아래 코드 블럭들은 컨셉상 중요한 부분만 가져왔으니, 전체 코드가 궁금할 시 코드 블럭 상단의 링크를 참조.
DARTS 는 퍼포먼스 (속도) 가 중요한 논문이라서 최대한 readability 를 고려하여 구현하였으나 퍼포먼스 이슈로 조금 복잡한 부분들이 존재한다.
원 저자의 코드를 많이 참조하였다.

본 글은 0.1 version 을 기준으로 작성되었음. 현재 마스터 브랜치의 최신 코드와는 일부 다를 수 있음.

Overview

위 알고리즘 수도코드를 line by line 으로 옮기면:

mixed operation 과 그 가중치 alpha 를 생성
w 를 1-step 학습
alpha 를 1-step 학습
수렴하면 alpha 의 큰 값들만 골라서 discrete 한 구조의 네트워크로 변환

1. Mixed op 및 alpha 생성

Mixed op 는 모든 후보 연산들이 믹스되어 있는 연산이다. 이 mixed op 가 모여서 DAG 로 표현되는 하나의 cell 이 되고, 이 cell 이 모여서 네트워크를 이룬다. 각 셀들은 셀의 구조를 나타내는 alpha 를 갖는데, 모든 셀이 동일한 alpha 값을 갖는다.

Mixed op

Mixed op 를 생성하기 전에 먼저 후보 연산들을 정의해야 한다.

# https://github.com/khanrc/pt.darts/blob/0.1/genotypes.py
PRIMITIVES = [
    'max_pool_3x3',
    'avg_pool_3x3',
    'skip_connect', # identity
    'sep_conv_3x3',
    'sep_conv_5x5',
    'dil_conv_3x3',
    'dil_conv_5x5',
    'none'
]

이 모든 후보 연산들을 전부 갖는 mixed op 를 생성한다.

# https://github.com/khanrc/pt.darts/blob/0.1/models/ops.py
class MixedOp(nn.Module):
    """ Mixed operation """
    def __init__(self, C, stride):
        super().__init__()
        self._ops = nn.ModuleList()
        for primitive in gt.PRIMITIVES:
            op = OPS[primitive](C, stride, affine=False)
            self._ops.append(op)

    def forward(self, x, weights):
        """
        Args:
            x: input
            weights: weight for each operation
        """
        return sum(w * op(x) for w, op in zip(weights, self._ops))

MixedOp 는 모든 PRIMITIVES 를 내부적으로 갖고 있으면서 forward 시에는 weights 를 인자로 받아서 weighted sum 을 계산한다.

Cell

각 셀은 여러 mixed op 를 노드로 하는 DAG 로 구성된다. reduction 인자를 받아서 해당 셀이 reduction cell 인지 normal cell 인지 구분해 주자. reduction cell 인 경우에는 인풋과 연결된 연산들은 stride = 2 가 된다.

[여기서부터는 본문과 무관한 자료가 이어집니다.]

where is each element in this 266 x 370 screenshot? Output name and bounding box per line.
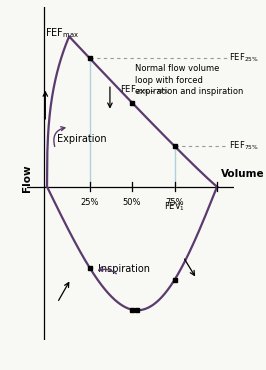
Text: Volume: Volume [221, 169, 264, 179]
Text: 75%: 75% [165, 198, 184, 207]
Text: 50%: 50% [123, 198, 141, 207]
Text: Inspiration: Inspiration [98, 264, 150, 274]
Text: FEF$_{75\%}$: FEF$_{75\%}$ [229, 140, 259, 152]
Text: FEV$_1$: FEV$_1$ [164, 201, 185, 213]
Text: 25%: 25% [80, 198, 99, 207]
Text: Flow: Flow [22, 164, 32, 192]
Text: Normal flow volume
loop with forced
expiration and inspiration: Normal flow volume loop with forced expi… [135, 64, 244, 96]
Text: FEF$_{25\%}$: FEF$_{25\%}$ [229, 52, 259, 64]
Text: FEF$_{25\%-75\%}$: FEF$_{25\%-75\%}$ [120, 84, 170, 96]
Text: Expiration: Expiration [57, 134, 107, 144]
Text: FEF$_{\mathsf{max}}$: FEF$_{\mathsf{max}}$ [45, 26, 79, 40]
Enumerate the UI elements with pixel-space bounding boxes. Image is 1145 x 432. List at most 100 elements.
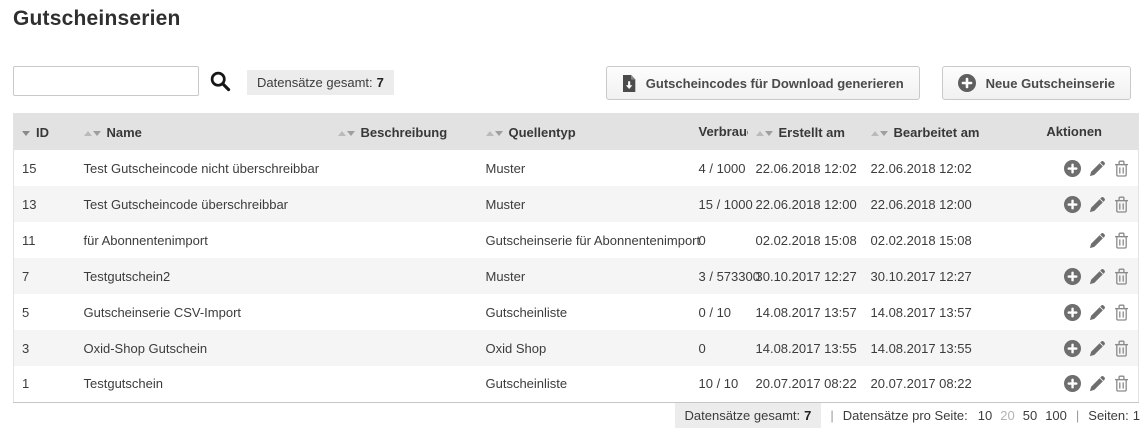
records-total-label: Datensätze gesamt: bbox=[684, 408, 801, 423]
new-gutscheinserie-label: Neue Gutscheinserie bbox=[985, 75, 1115, 91]
records-total-badge-bottom: Datensätze gesamt: 7 bbox=[674, 403, 822, 428]
add-codes-action-button[interactable] bbox=[1064, 303, 1081, 321]
trash-icon bbox=[1115, 196, 1128, 213]
delete-action-button[interactable] bbox=[1114, 196, 1129, 213]
delete-action-button[interactable] bbox=[1114, 232, 1129, 249]
add-codes-action-button[interactable] bbox=[1064, 339, 1081, 357]
cell-aktionen bbox=[1001, 366, 1139, 402]
cell-id: 3 bbox=[22, 340, 30, 356]
cell-id: 15 bbox=[22, 160, 37, 176]
trash-icon bbox=[1115, 304, 1128, 321]
records-total-value: 7 bbox=[804, 408, 812, 423]
plus-circle-icon bbox=[1064, 339, 1081, 357]
plus-circle-icon bbox=[1064, 375, 1081, 393]
sort-icons bbox=[83, 124, 101, 139]
edit-action-button[interactable] bbox=[1089, 375, 1106, 392]
cell-aktionen bbox=[1001, 330, 1139, 366]
table-row: 3 Oxid-Shop Gutschein Oxid Shop 0 14.08.2017… bbox=[13, 330, 1139, 366]
new-gutscheinserie-button[interactable]: Neue Gutscheinserie bbox=[941, 66, 1131, 100]
trash-icon bbox=[1115, 268, 1128, 285]
delete-action-button[interactable] bbox=[1114, 160, 1129, 177]
cell-beschreibung bbox=[330, 330, 478, 366]
column-header-bearbeitet[interactable]: Bearbeitet am bbox=[862, 113, 1001, 150]
cell-aktionen bbox=[1001, 258, 1139, 294]
column-header-id[interactable]: ID bbox=[13, 113, 76, 150]
add-codes-action-button[interactable] bbox=[1064, 195, 1081, 213]
add-codes-action-button[interactable] bbox=[1064, 267, 1081, 285]
cell-verbrauch: 3 / 573300 bbox=[698, 268, 760, 284]
delete-action-button[interactable] bbox=[1114, 340, 1129, 357]
edit-action-button[interactable] bbox=[1089, 268, 1106, 285]
column-label: Quellentyp bbox=[508, 124, 576, 140]
column-label: Erstellt am bbox=[778, 124, 845, 140]
table-row: 13 Test Gutscheincode überschreibbar Muste… bbox=[13, 186, 1139, 222]
page-title: Gutscheinserien bbox=[13, 7, 181, 30]
cell-quellentyp: Gutscheinliste bbox=[485, 304, 568, 320]
search-input[interactable] bbox=[13, 66, 199, 96]
cell-bearbeitet: 14.08.2017 13:55 bbox=[870, 340, 972, 356]
cell-name: Gutscheinserie CSV-Import bbox=[83, 304, 242, 320]
gutscheinserien-table: ID Name Beschreibung Quellentyp Verbrauch Ers… bbox=[13, 113, 1139, 403]
pencil-icon bbox=[1089, 160, 1105, 176]
footer-divider: | bbox=[830, 408, 834, 423]
edit-action-button[interactable] bbox=[1089, 304, 1106, 321]
table-row: 1 Testgutschein Gutscheinliste 10 / 10 20.07… bbox=[14, 366, 1139, 402]
records-total-badge: Datensätze gesamt: 7 bbox=[247, 70, 394, 95]
cell-quellentyp: Muster bbox=[485, 268, 526, 284]
edit-action-button[interactable] bbox=[1089, 232, 1106, 249]
plus-circle-icon bbox=[957, 74, 976, 92]
column-header-beschreibung[interactable]: Beschreibung bbox=[329, 113, 478, 150]
delete-action-button[interactable] bbox=[1114, 375, 1129, 392]
add-codes-action-button[interactable] bbox=[1064, 375, 1081, 393]
cell-id: 11 bbox=[22, 232, 36, 248]
per-page-option-20[interactable]: 20 bbox=[1000, 408, 1015, 423]
per-page-option-50[interactable]: 50 bbox=[1022, 408, 1038, 423]
pages-value: 1 bbox=[1132, 408, 1140, 423]
sort-icons bbox=[485, 124, 503, 139]
cell-erstellt: 14.08.2017 13:55 bbox=[755, 340, 857, 356]
cell-quellentyp: Muster bbox=[485, 160, 526, 176]
per-page-option-10[interactable]: 10 bbox=[977, 408, 993, 423]
cell-beschreibung bbox=[330, 222, 478, 258]
edit-action-button[interactable] bbox=[1089, 196, 1106, 213]
edit-action-button[interactable] bbox=[1089, 340, 1106, 357]
cell-erstellt: 14.08.2017 13:57 bbox=[755, 304, 857, 320]
cell-erstellt: 22.06.2018 12:00 bbox=[755, 196, 857, 212]
pencil-icon bbox=[1089, 304, 1105, 320]
cell-verbrauch: 0 bbox=[698, 340, 706, 356]
cell-erstellt: 30.10.2017 12:27 bbox=[755, 268, 857, 284]
toolbar-buttons: Gutscheincodes für Download generieren N… bbox=[605, 66, 1131, 100]
pencil-icon bbox=[1089, 196, 1105, 212]
records-total-label: Datensätze gesamt: bbox=[257, 75, 373, 90]
delete-action-button[interactable] bbox=[1114, 268, 1129, 285]
search-button[interactable] bbox=[208, 70, 232, 94]
table-row: 11 für Abonnentenimport Gutscheinserie für… bbox=[14, 222, 1139, 258]
sort-icons bbox=[870, 124, 888, 139]
sort-asc-icon bbox=[870, 130, 879, 136]
cell-beschreibung bbox=[330, 150, 478, 186]
trash-icon bbox=[1115, 232, 1128, 249]
column-label: Verbrauch bbox=[698, 124, 748, 139]
add-codes-action-button[interactable] bbox=[1064, 159, 1081, 177]
sort-icons bbox=[22, 124, 30, 139]
cell-quellentyp: Gutscheinserie für Abonnentenimport bbox=[485, 232, 701, 248]
cell-beschreibung bbox=[330, 294, 478, 330]
cell-verbrauch: 10 / 10 bbox=[698, 376, 739, 392]
column-label: Bearbeitet am bbox=[893, 124, 980, 140]
delete-action-button[interactable] bbox=[1114, 304, 1129, 321]
cell-id: 13 bbox=[22, 196, 37, 212]
cell-name: Testgutschein2 bbox=[83, 268, 171, 284]
plus-circle-icon bbox=[1064, 195, 1081, 213]
column-header-erstellt[interactable]: Erstellt am bbox=[747, 113, 863, 150]
column-header-name[interactable]: Name bbox=[75, 113, 330, 150]
generate-codes-button[interactable]: Gutscheincodes für Download generieren bbox=[605, 66, 920, 100]
edit-action-button[interactable] bbox=[1089, 160, 1106, 177]
sort-asc-icon bbox=[83, 130, 92, 136]
cell-verbrauch: 0 bbox=[698, 232, 706, 248]
plus-circle-icon bbox=[1064, 159, 1081, 177]
per-page-option-100[interactable]: 100 bbox=[1045, 408, 1067, 423]
column-header-quellentyp[interactable]: Quellentyp bbox=[477, 113, 691, 150]
records-total-value: 7 bbox=[376, 75, 384, 90]
cell-bearbeitet: 22.06.2018 12:02 bbox=[870, 160, 972, 176]
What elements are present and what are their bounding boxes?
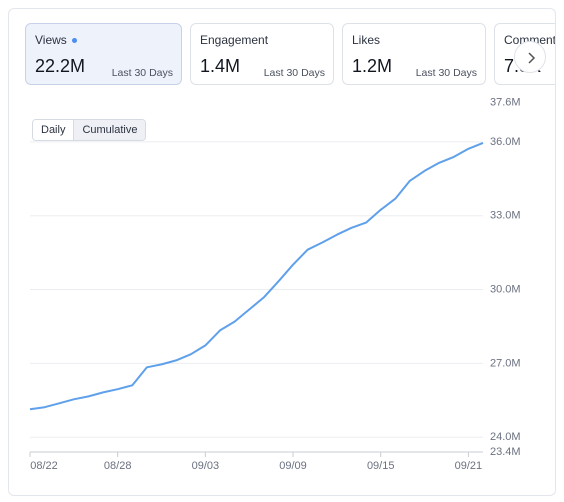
metric-card[interactable]: Likes 1.2M Last 30 Days bbox=[342, 23, 486, 85]
card-title-text: Comments bbox=[504, 33, 555, 47]
next-button[interactable] bbox=[514, 41, 546, 73]
metric-cards: Views 22.2M Last 30 Days Engagement 1.4M Last… bbox=[25, 23, 555, 89]
card-value: 1.2M bbox=[352, 56, 393, 76]
card-title: Views bbox=[35, 33, 77, 47]
card-title: Engagement bbox=[200, 33, 268, 47]
card-title-text: Likes bbox=[352, 33, 381, 47]
card-period: Last 30 Days bbox=[111, 67, 173, 79]
metric-card[interactable]: Engagement 1.4M Last 30 Days bbox=[190, 23, 334, 85]
selected-dot bbox=[71, 38, 77, 44]
card-title: Likes bbox=[352, 33, 380, 47]
card-period: Last 30 Days bbox=[263, 67, 325, 79]
chevron bbox=[528, 52, 536, 64]
toggle-button[interactable]: Cumulative bbox=[73, 120, 146, 140]
view-toggle: Daily Cumulative bbox=[32, 119, 147, 141]
card-period: Last 30 Days bbox=[415, 67, 477, 79]
toggle-button[interactable]: Daily bbox=[33, 120, 74, 140]
card-title-text: Views bbox=[35, 33, 67, 47]
panel: Views 22.2M Last 30 Days Engagement 1.4M Last… bbox=[8, 8, 556, 496]
card-title: Comments bbox=[504, 33, 555, 47]
card-title-text: Engagement bbox=[200, 33, 269, 47]
card-value: 22.2M bbox=[35, 56, 86, 76]
card-value: 1.4M bbox=[200, 56, 241, 76]
metric-card[interactable]: Views 22.2M Last 30 Days bbox=[25, 23, 182, 85]
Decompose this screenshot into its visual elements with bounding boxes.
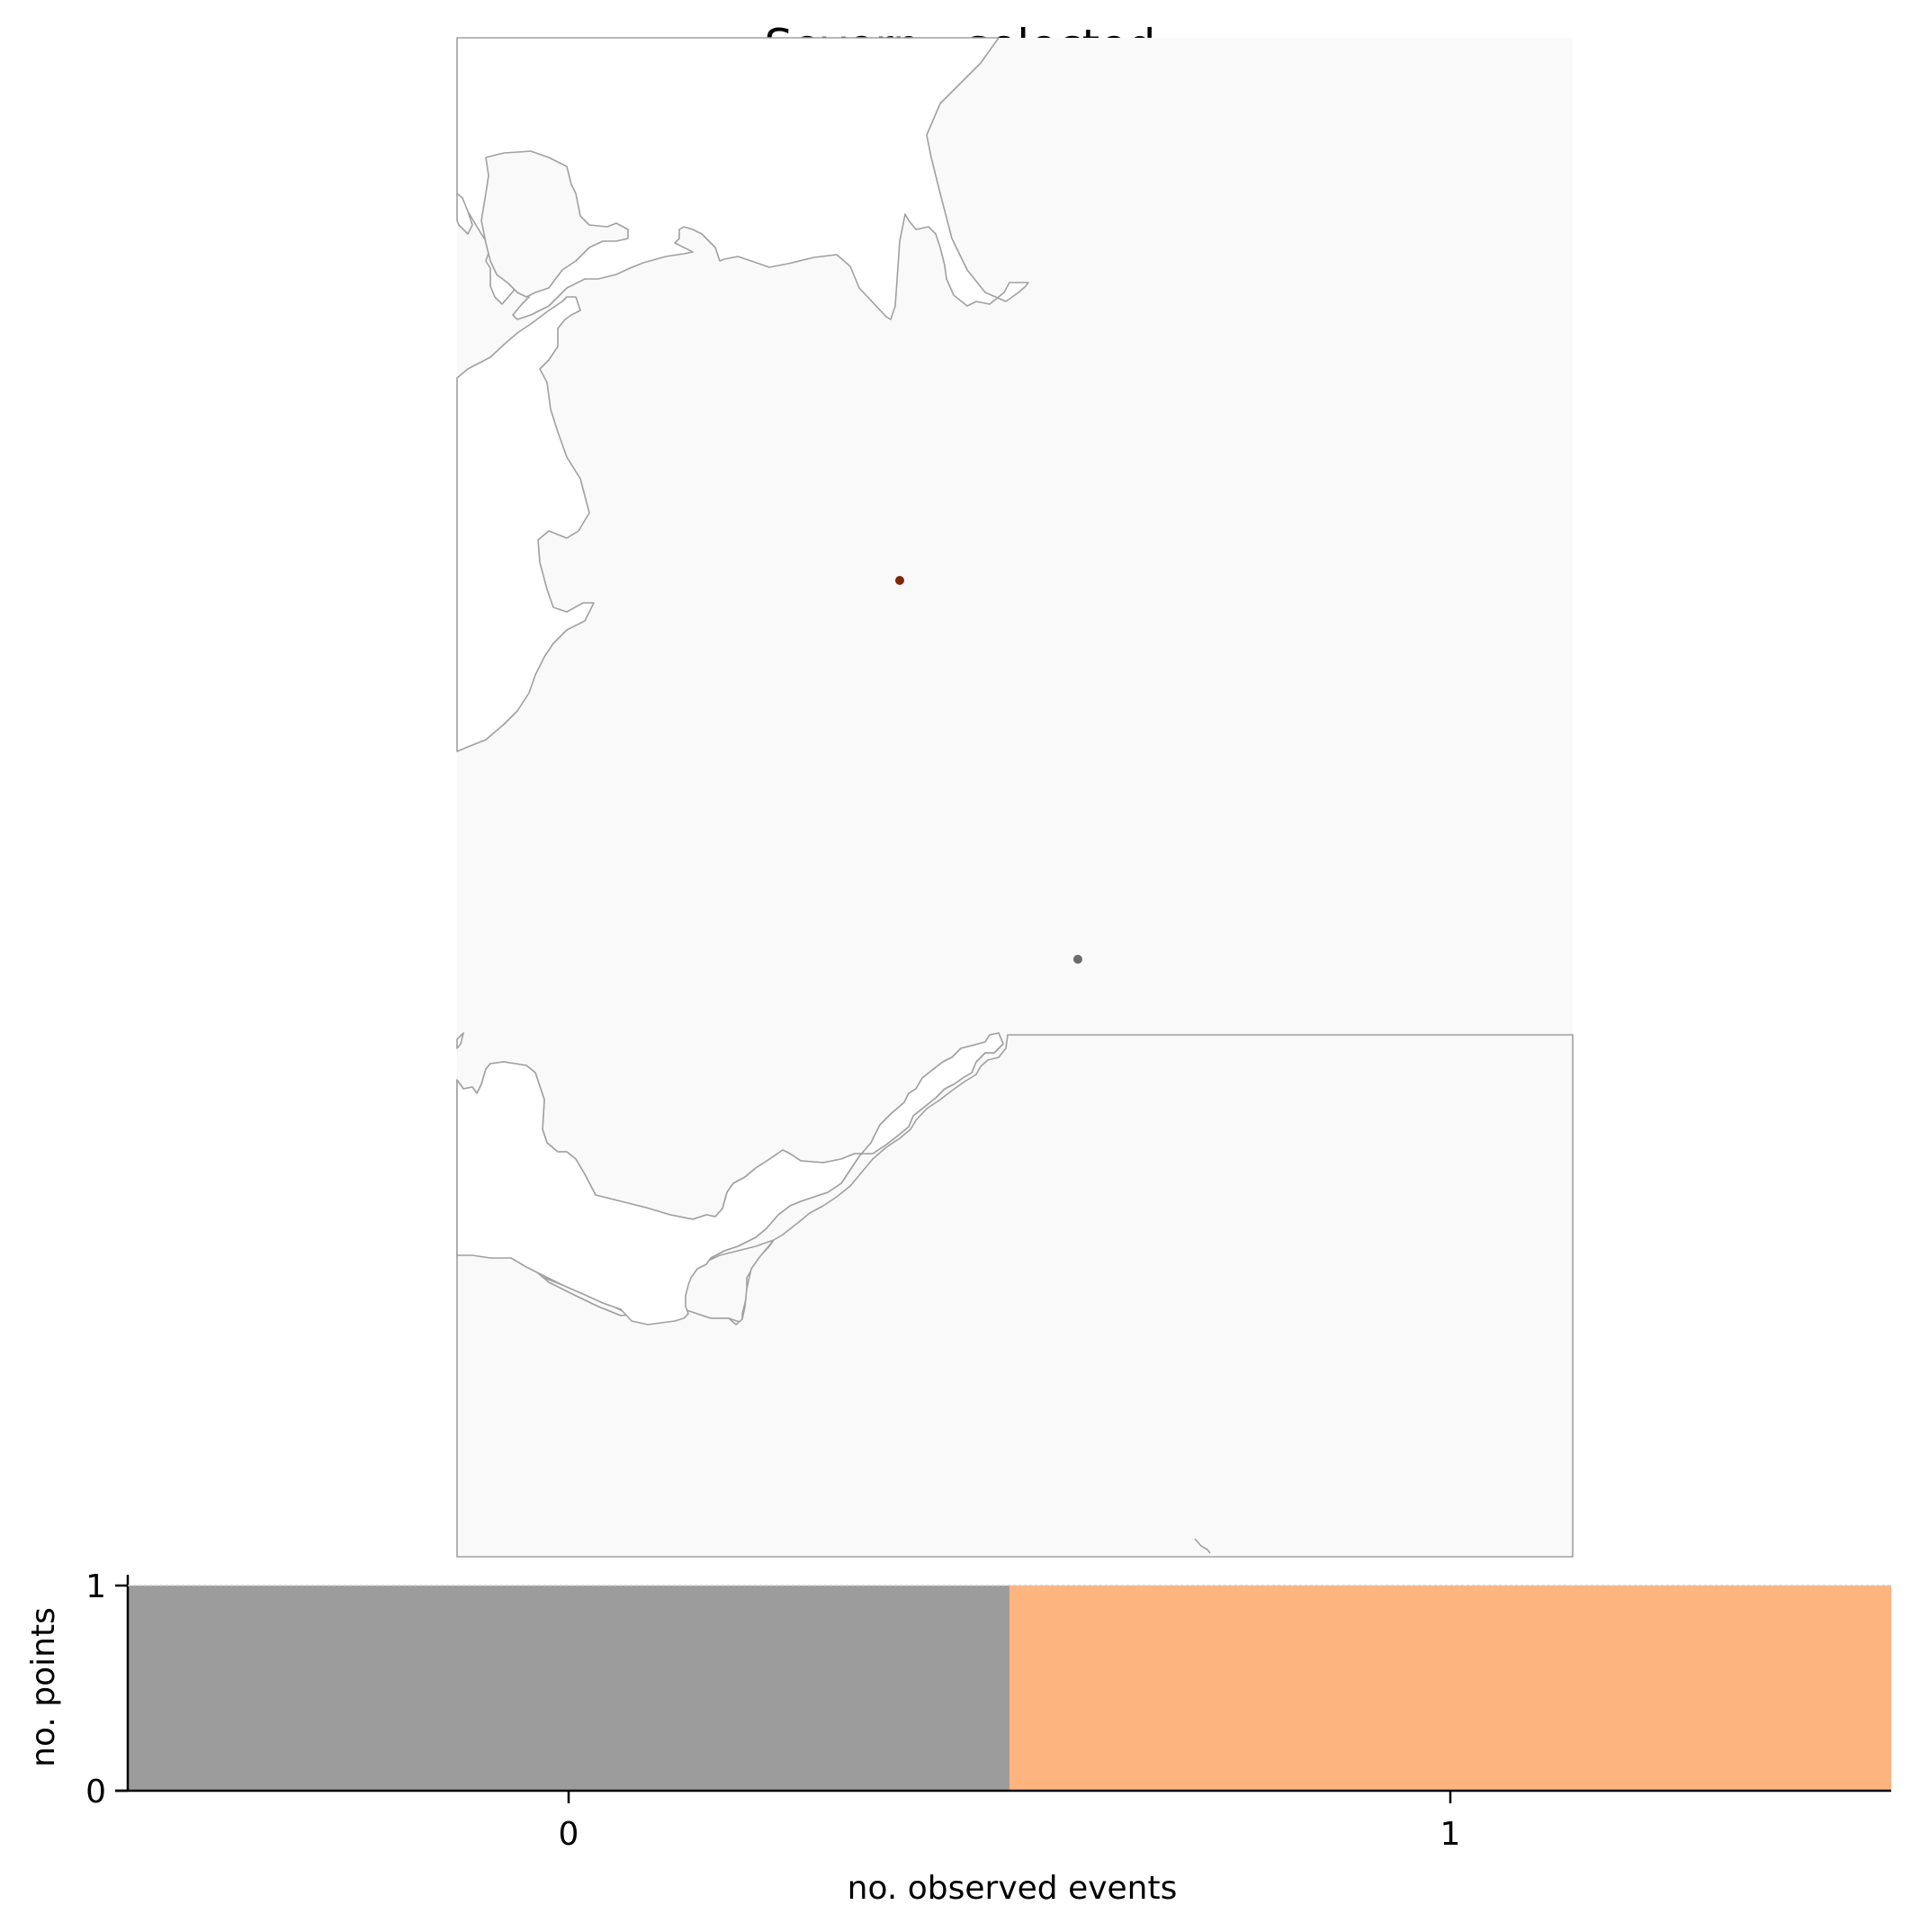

# https://github.com/khanrc/pt.darts/blob/0.1/models/search_cells.py
class SearchCell(nn.Module):
    """ Cell for search
    Each edge is mixed and continuous relaxed.
    """
    def __init__(self, n_nodes, C_pp, C_p, C, reduction_p, reduction):
        super().__init__()
        self.reduction = reduction
        self.n_nodes = n_nodes
        
        # If previous cell is reduction cell, current input size does not match with
        # output size of cell[k-2]. So the output[k-2] should be reduced by preprocessing.
        if reduction_p:
            self.preproc0 = ops.FactorizedReduce(C_pp, C, affine=False)
        else:
            self.preproc0 = ops.StdConv(C_pp, C, 1, 1, 0, affine=False)
        self.preproc1 = ops.StdConv(C_p, C, 1, 1, 0, affine=False)
        
        # generate dag
        self.dag = nn.ModuleList()
        for i in range(self.n_nodes):
            self.dag.append(nn.ModuleList())
            for j in range(2+i): # include 2 input nodes
                # reduction should be used only for input node
                stride = 2 if reduction and j < 2 else 1
                op = ops.MixedOp(C, stride)
                self.dag[i].append(op)

    def forward(self, s0, s1, w_dag):
        s0 = self.preproc0(s0)
        s1 = self.preproc1(s1)

        states = [s0, s1]
        for edges, w_list in zip(self.dag, w_dag):
            s_cur = sum(edges[i](s, w) for i, (s, w) in enumerate(zip(states, w_list)))
            states.append(s_cur)

        s_out = torch.cat(states[2:], dim=1)
        return s_out

포워드 시에는 각 mixed op 들의 alpha 를 입력으로 받아서 넣어준다. 실제로 weighted sum 연산은 mixed op 에서 이루어진다. DARTS 에서는 모든 intermediate nodes 의 output 을 concat 으로 연결한 것이 셀의 최종 output 이 된다.

Network

먼저 네트워크의 구조를 정의해주자. 특별한 부분은 없고, 전체의 1/3 지점과 2/3 지점에 reduction cell 을 넣어준다.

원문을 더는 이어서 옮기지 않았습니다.